Global financial markets are facing a sustained selloff, racking up their fourth consecutive day of losses as investor anxiety over technology valuations and the future path of US interest rates takes hold.
Asia-Pacific Leads the Decline
The wave of selling pressure was particularly fierce in the Asia-Pacific region, where stocks tumbled to a one-month low. The broad MSCI index of Asia-Pacific shares outside Japan fell by 1.8%, hitting its lowest point since mid-October.
South Korea's KOSPI index was among the hardest hit, plunging 3.5%, while Hong Kong's Hang Seng dropped 1.9%. In Japan, the Nikkei 225 also endured a brutal session, falling more than 3% amid escalating diplomatic tensions with China concerning Taiwan.
Mounting Pressure from AI and Debt-Fuelled Spending
The negative sentiment spilled over from Wall Street, where the S&P 500 share index closed at its lowest level in a month. European markets were also poised for losses at the open.
Analysts point to a cocktail of concerns driving the rout.

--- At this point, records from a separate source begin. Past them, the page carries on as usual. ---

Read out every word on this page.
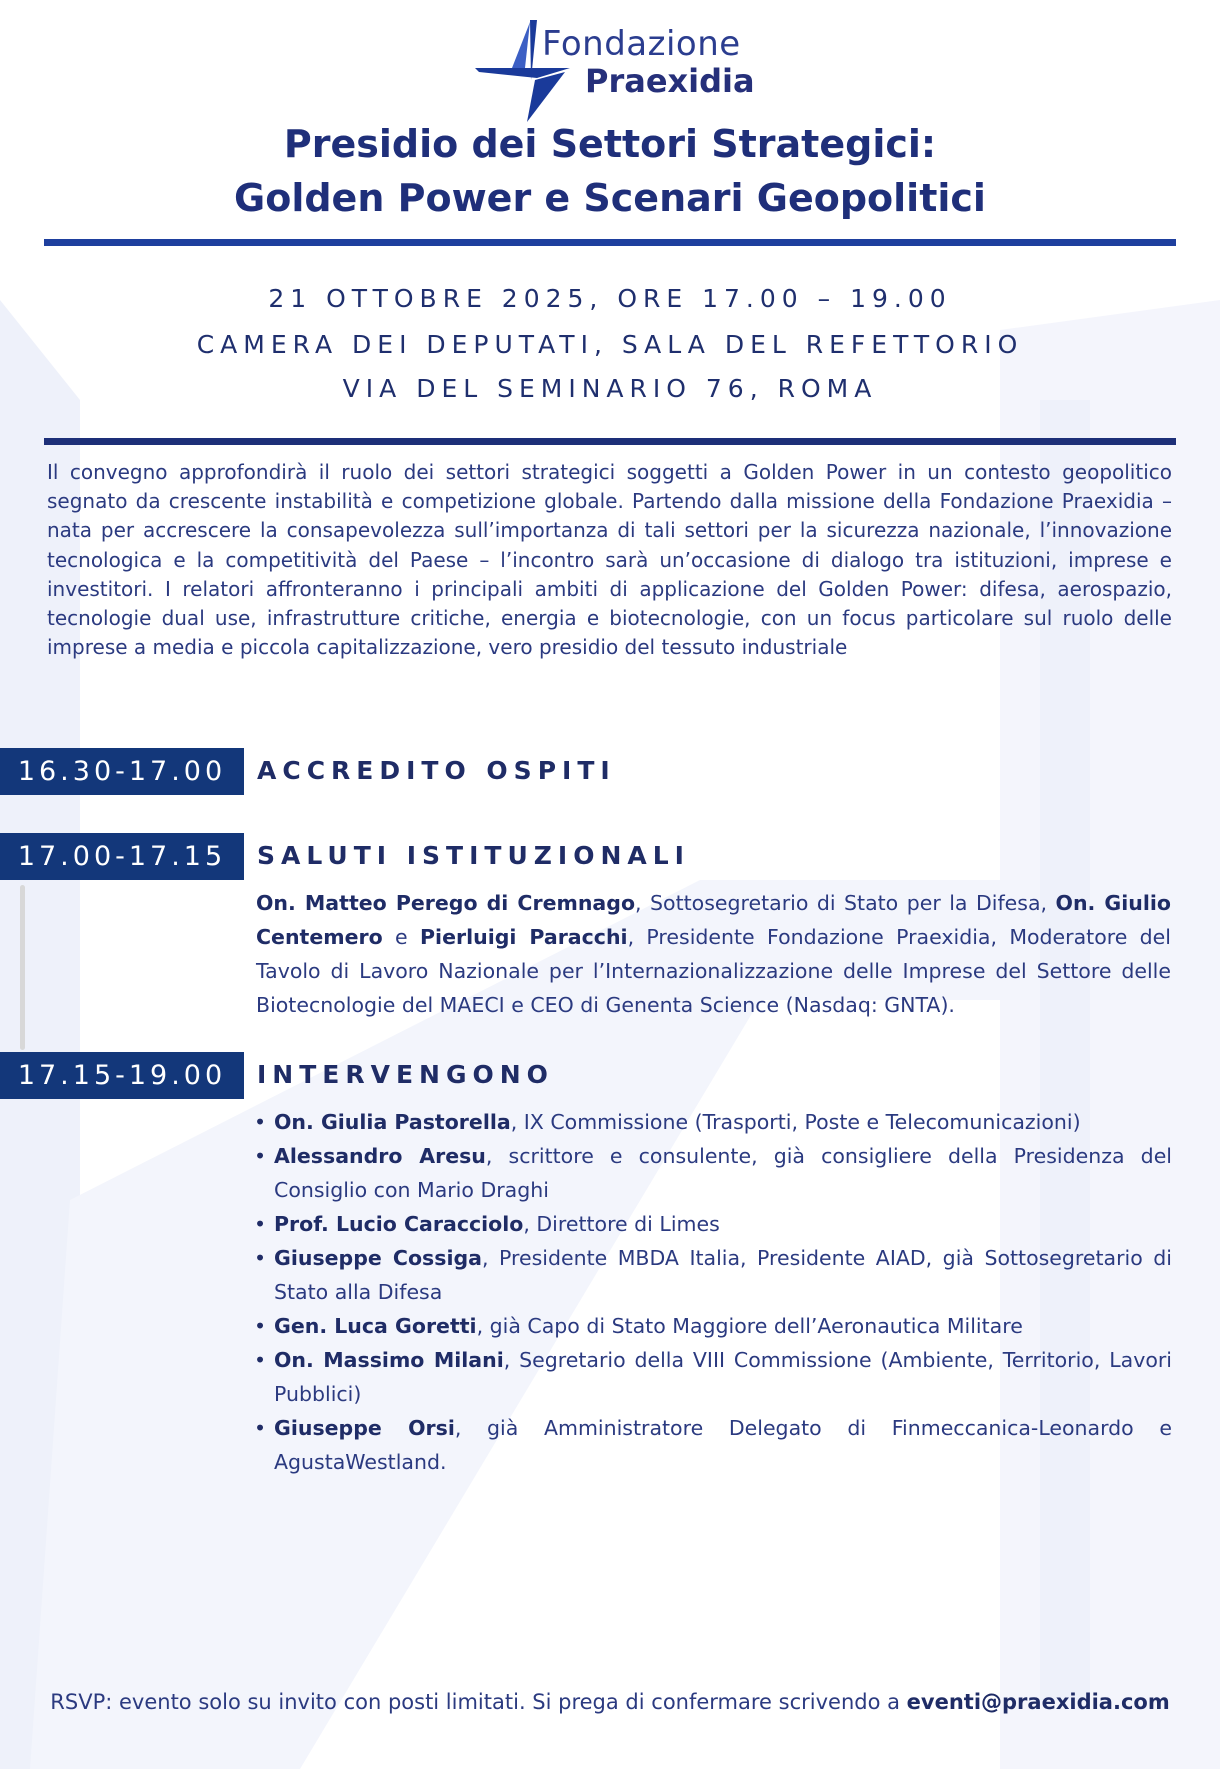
Fondazione
Praexidia
Presidio dei Settori Strategici:
Golden Power e Scenari Geopolitici
21 OTTOBRE 2025, ORE 17.00 – 19.00
CAMERA DEI DEPUTATI, SALA DEL REFETTORIO
VIA DEL SEMINARIO 76, ROMA
Il convegno approfondirà il ruolo dei settori strategici soggetti a Golden Power in un contesto geopolitico segnato da crescente instabilità e competizione globale. Partendo dalla missione della Fondazione Praexidia – nata per accrescere la consapevolezza sull’importanza di tali settori per la sicurezza nazionale, l’innovazione tecnologica e la competitività del Paese – l’incontro sarà un’occasione di dialogo tra istituzioni, imprese e investitori. I relatori affronteranno i principali ambiti di applicazione del Golden Power: difesa, aerospazio, tecnologie dual use, infrastrutture critiche, energia e biotecnologie, con un focus particolare sul ruolo delle imprese a media e piccola capitalizzazione, vero presidio del tessuto industriale
16.30-17.00	ACCREDITO OSPITI
17.00-17.15	SALUTI ISTITUZIONALI
On. Matteo Perego di Cremnago, Sottosegretario di Stato per la Difesa, On. Giulio Centemero e Pierluigi Paracchi, Presidente Fondazione Praexidia, Moderatore del Tavolo di Lavoro Nazionale per l’Internazionalizzazione delle Imprese del Settore delle Biotecnologie del MAECI e CEO di Genenta Science (Nasdaq: GNTA).
17.15-19.00	INTERVENGONO
• On. Giulia Pastorella, IX Commissione (Trasporti, Poste e Telecomunicazioni)
• Alessandro Aresu, scrittore e consulente, già consigliere della Presidenza del Consiglio con Mario Draghi
• Prof. Lucio Caracciolo, Direttore di Limes
• Giuseppe Cossiga, Presidente MBDA Italia, Presidente AIAD, già Sottosegretario di Stato alla Difesa
• Gen. Luca Goretti, già Capo di Stato Maggiore dell’Aeronautica Militare
• On. Massimo Milani, Segretario della VIII Commissione (Ambiente, Territorio, Lavori Pubblici)
• Giuseppe Orsi, già Amministratore Delegato di Finmeccanica-Leonardo e AgustaWestland.
RSVP: evento solo su invito con posti limitati. Si prega di confermare scrivendo a eventi@praexidia.com
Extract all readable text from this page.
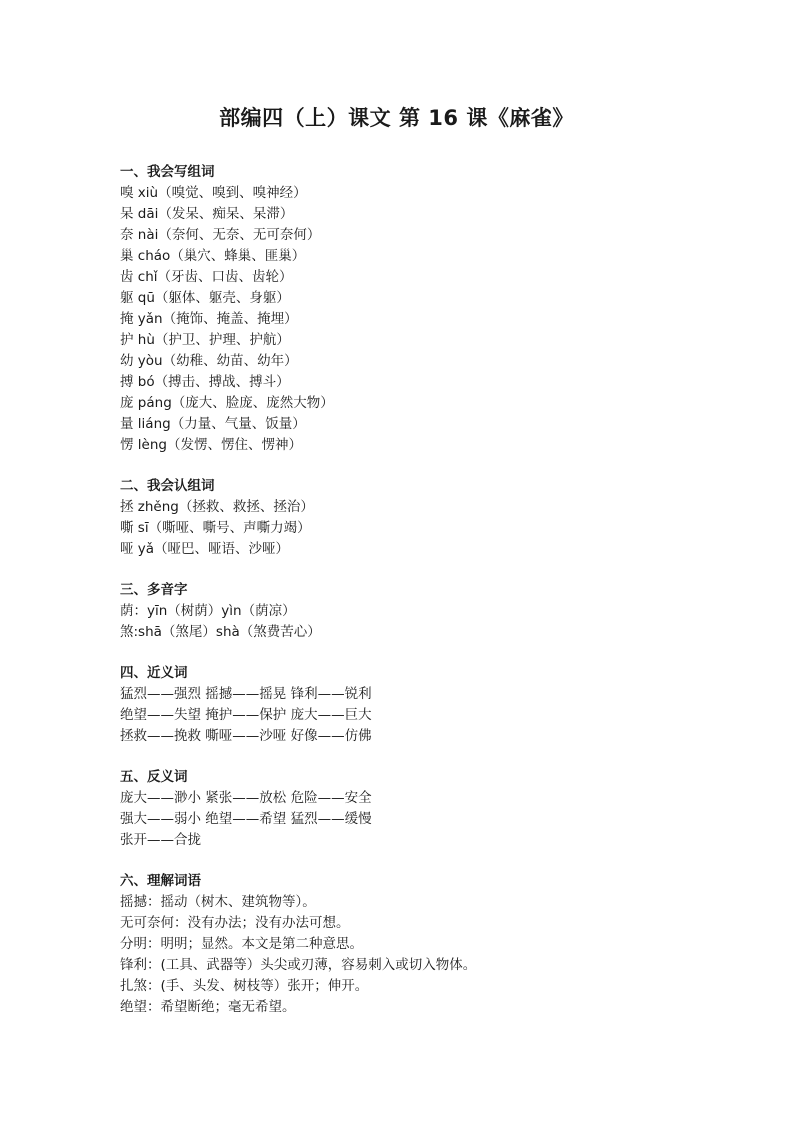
部编四（上）课文 第 16 课《麻雀》
一、我会写组词
嗅 xiù（嗅觉、嗅到、嗅神经）
呆 dāi（发呆、痴呆、呆滞）
奈 nài（奈何、无奈、无可奈何）
巢 cháo（巢穴、蜂巢、匪巢）
齿 chǐ（牙齿、口齿、齿轮）
躯 qū（躯体、躯壳、身躯）
掩 yǎn（掩饰、掩盖、掩埋）
护 hù（护卫、护理、护航）
幼 yòu（幼稚、幼苗、幼年）
搏 bó（搏击、搏战、搏斗）
庞 páng（庞大、脸庞、庞然大物）
量 liáng（力量、气量、饭量）
愣 lèng（发愣、愣住、愣神）
二、我会认组词
拯 zhěng（拯救、救拯、拯治）
嘶 sī（嘶哑、嘶号、声嘶力竭）
哑 yǎ（哑巴、哑语、沙哑）
三、多音字
荫：yīn（树荫）yìn（荫凉）
煞:shā（煞尾）shà（煞费苦心）
四、近义词
猛烈——强烈 摇撼——摇晃 锋利——锐利
绝望——失望 掩护——保护 庞大——巨大
拯救——挽救 嘶哑——沙哑 好像——仿佛
五、反义词
庞大——渺小 紧张——放松 危险——安全
强大——弱小 绝望——希望 猛烈——缓慢
张开——合拢
六、理解词语
摇撼：摇动（树木、建筑物等）。
无可奈何：没有办法；没有办法可想。
分明：明明；显然。本文是第二种意思。
锋利：(工具、武器等）头尖或刃薄，容易刺入或切入物体。
扎煞：(手、头发、树枝等）张开；伸开。
绝望：希望断绝；毫无希望。
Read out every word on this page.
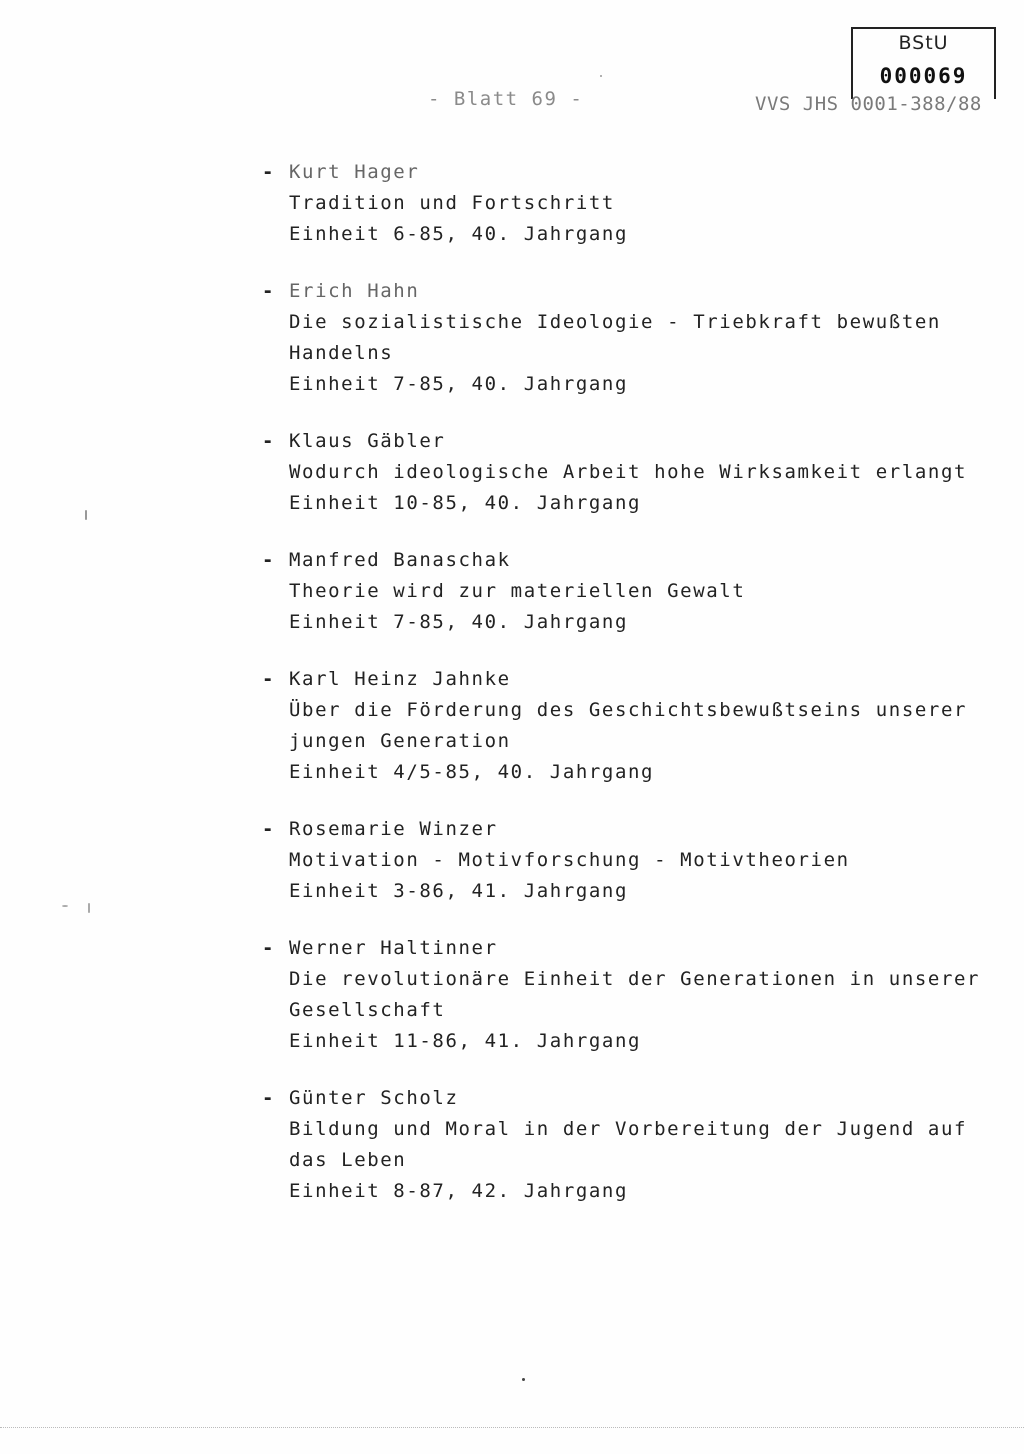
BStU
000069
- Blatt 69 -	VVS JHS 0001-388/88
- Kurt Hager
Tradition und Fortschritt
Einheit 6-85, 40. Jahrgang
- Erich Hahn
Die sozialistische Ideologie - Triebkraft bewußten
Handelns
Einheit 7-85, 40. Jahrgang
- Klaus Gäbler
Wodurch ideologische Arbeit hohe Wirksamkeit erlangt
Einheit 10-85, 40. Jahrgang
- Manfred Banaschak
Theorie wird zur materiellen Gewalt
Einheit 7-85, 40. Jahrgang
- Karl Heinz Jahnke
Über die Förderung des Geschichtsbewußtseins unserer
jungen Generation
Einheit 4/5-85, 40. Jahrgang
- Rosemarie Winzer
Motivation - Motivforschung - Motivtheorien
Einheit 3-86, 41. Jahrgang
- Werner Haltinner
Die revolutionäre Einheit der Generationen in unserer
Gesellschaft
Einheit 11-86, 41. Jahrgang
- Günter Scholz
Bildung und Moral in der Vorbereitung der Jugend auf
das Leben
Einheit 8-87, 42. Jahrgang
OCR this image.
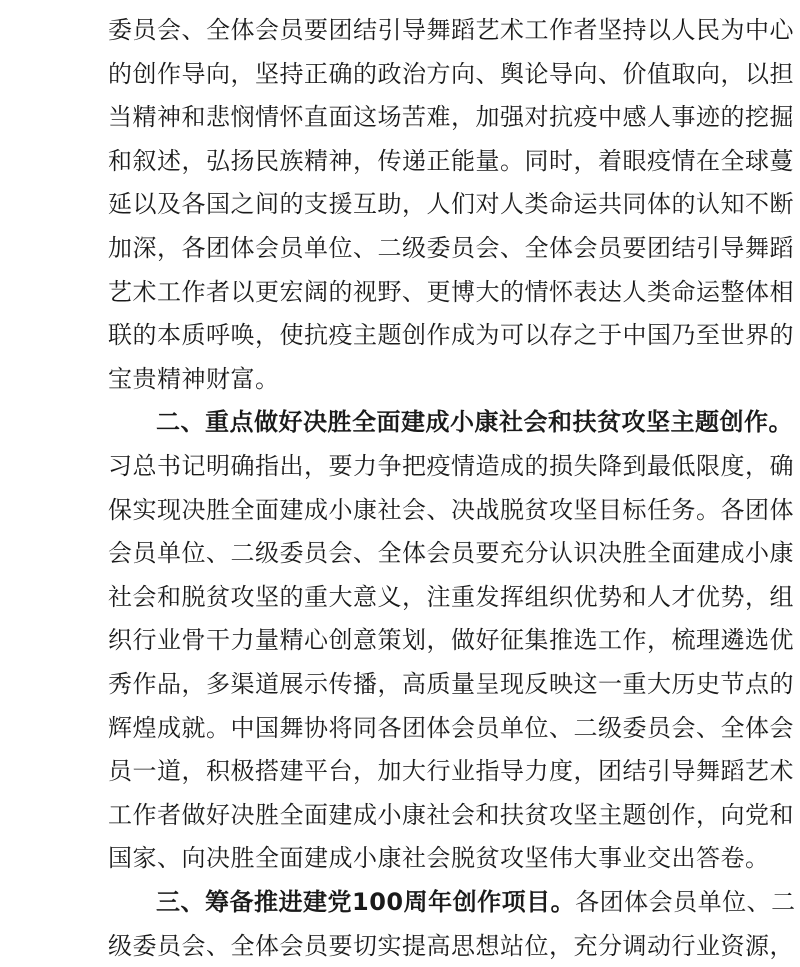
委员会、全体会员要团结引导舞蹈艺术工作者坚持以人民为中心
的创作导向，坚持正确的政治方向、舆论导向、价值取向，以担
当精神和悲悯情怀直面这场苦难，加强对抗疫中感人事迹的挖掘
和叙述，弘扬民族精神，传递正能量。同时，着眼疫情在全球蔓
延以及各国之间的支援互助，人们对人类命运共同体的认知不断
加深，各团体会员单位、二级委员会、全体会员要团结引导舞蹈
艺术工作者以更宏阔的视野、更博大的情怀表达人类命运整体相
联的本质呼唤，使抗疫主题创作成为可以存之于中国乃至世界的
宝贵精神财富。
二、重点做好决胜全面建成小康社会和扶贫攻坚主题创作。
习总书记明确指出，要力争把疫情造成的损失降到最低限度，确
保实现决胜全面建成小康社会、决战脱贫攻坚目标任务。各团体
会员单位、二级委员会、全体会员要充分认识决胜全面建成小康
社会和脱贫攻坚的重大意义，注重发挥组织优势和人才优势，组
织行业骨干力量精心创意策划，做好征集推选工作，梳理遴选优
秀作品，多渠道展示传播，高质量呈现反映这一重大历史节点的
辉煌成就。中国舞协将同各团体会员单位、二级委员会、全体会
员一道，积极搭建平台，加大行业指导力度，团结引导舞蹈艺术
工作者做好决胜全面建成小康社会和扶贫攻坚主题创作，向党和
国家、向决胜全面建成小康社会脱贫攻坚伟大事业交出答卷。
三、筹备推进建党100周年创作项目。各团体会员单位、二
级委员会、全体会员要切实提高思想站位，充分调动行业资源，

Investors are growing increasingly nervous that the US Federal Reserve may not cut interest rates as soon as anticipated, following hawkish commentary from some policymakers.
All eyes are now on the upcoming earnings report from AI giant Nvidia, due on Wednesday night, which is being viewed as a major test for the sector. There is growing unease about the huge sums being committed to artificial intelligence infrastructure, especially as this expansion is increasingly funded by debt.
This worry was underscored by Amazon's announcement of a $15 billion bond sale, its first US dollar bond offering in three years. This follows similar large debt sales by tech peers Meta and Alphabet in recent weeks.
Expert Insight: The Sustainability Question
Michael Brown, a senior research strategist at brokerage Pepperstone, highlighted the shifting mood. "The market has shifted from an 'all capex is good capex' mood, to one where whether firms are actually able to monetise that expenditure has become the million dollar question," he explained.
Brown added that the recent bond sales have "further fuelled concern that AI expansion is now being fuelled by debt, and not by free cash flow, in turn exacerbating jitters over the sustainability of all the spending that we currently see."
The key agenda items for the day include a Treasury Committee hearing on crypto risks at 10am GMT and a speech from the Bank of England's chief economist, Huw Pill, at 1pm GMT in London.